Since the types propagate through the Tuple, Julia will automatically specialise the function code on the types you have provided and so, after the initial compilation time, this will be fast.

And if you really did want to use @generated functions just for the fun of it, try something along the lines of

@generated function dynamics!(ds, state, model::M) where {M <: Tuple}
    quote
        $((:(dynamics!(ds, state, model[$i])) for i in eachindex(M.parameters))...)
        # Generates a function body of the form (dynamics!(ds, state, model[1]); dynamics!(ds, state, model[2]); ...)
    end
end

function myproblem(state0, models::Tuple) # use a Tuple so that the model types are specialised on
    prob = ODEProblem((ds, state) -> dynamics!(ds, state, models), state0, (0.0, 3.14159))
    return solve(prob)
end

I have a few of these sorts of definitions in my own dynamical models where I want to switch in and out different behaviours.

Parameters are required in that derivative function, and you can just make it dispatch on parameters here.

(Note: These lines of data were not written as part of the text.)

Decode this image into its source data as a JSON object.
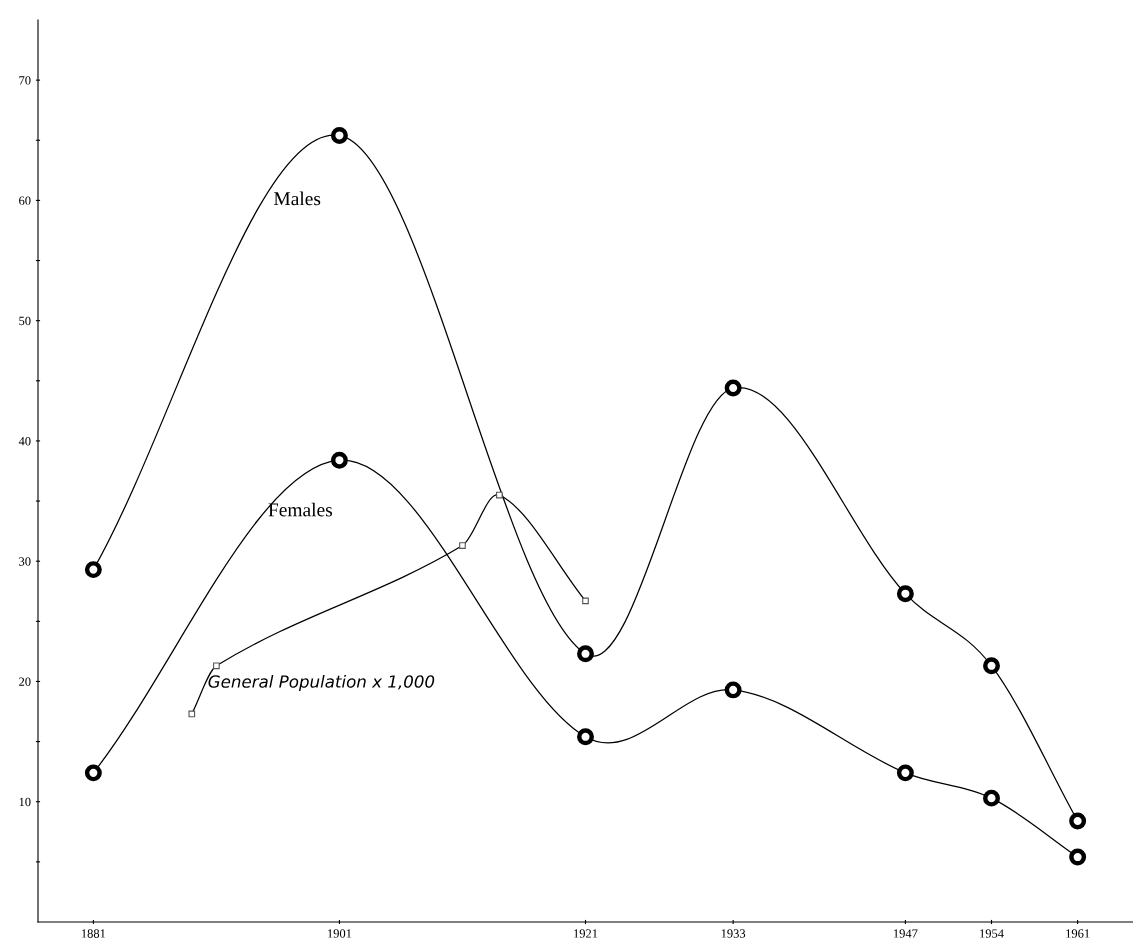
{
  "chart_data": {
    "type": "line",
    "xlim": [
      1876.5,
      1965.5
    ],
    "xticks": [
      1881,
      1901,
      1921,
      1933,
      1947,
      1954,
      1961
    ],
    "ylim": [
      0,
      75
    ],
    "yticks": [
      {
        "value": 5,
        "label": null
      },
      10,
      {
        "value": 15,
        "label": null
      },
      20,
      {
        "value": 25,
        "label": null
      },
      30,
      {
        "value": 35,
        "label": null
      },
      40,
      {
        "value": 45,
        "label": null
      },
      50,
      {
        "value": 55,
        "label": null
      },
      60,
      {
        "value": 65,
        "label": null
      },
      70
    ],
    "grid": false,
    "legend": false,
    "line_style": "solid",
    "series": [
      {
        "name": "Males",
        "color": "#000000",
        "marker": "circle",
        "x": [
          1881,
          1901,
          1921,
          1933,
          1947,
          1954,
          1961
        ],
        "values": [
          29.3,
          65.4,
          22.3,
          44.4,
          27.3,
          21.3,
          8.4
        ]
      },
      {
        "name": "Females",
        "color": "#000000",
        "marker": "circle",
        "x": [
          1881,
          1901,
          1921,
          1933,
          1947,
          1954,
          1961
        ],
        "values": [
          12.4,
          38.4,
          15.4,
          19.3,
          12.4,
          10.3,
          5.4
        ]
      },
      {
        "name": "General Population x 1,000",
        "color": "#000000",
        "marker": "square",
        "x": [
          1889,
          1891,
          1911,
          1914,
          1921
        ],
        "values": [
          17.3,
          21.3,
          31.3,
          35.5,
          26.7
        ]
      }
    ]
  }
}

Thanks @foobar_lv2! I’ve never thought of doing something like this with a bit pattern before. Genius! This is definitely a very sensible thing to do and I would be wise to use it - a very powerful framework for many problems indeed.

@dawbarton, this seems like it would be horribly complicated and perhaps even unstable throughout Julia releases…I LOVE IT!

I won’t have any a priori knowledge of the number of dynamical effects to be included, some of which require shared time/step-dependent calculations (the position vector of the sun is a common one), so the added flexibility is most welcome. I look forward to giving it a try!

Thank you! I’m afraid I don’t readily see how to accomplish this without defining A) a prohibatively large number of methods, B) sacrificing the type stability in a for loop (thanks @dawbarton!), or C) knowing the number of models to include during compilation, but I’m sure there’s a good way to pull this off. I’ll keep chewing on this one.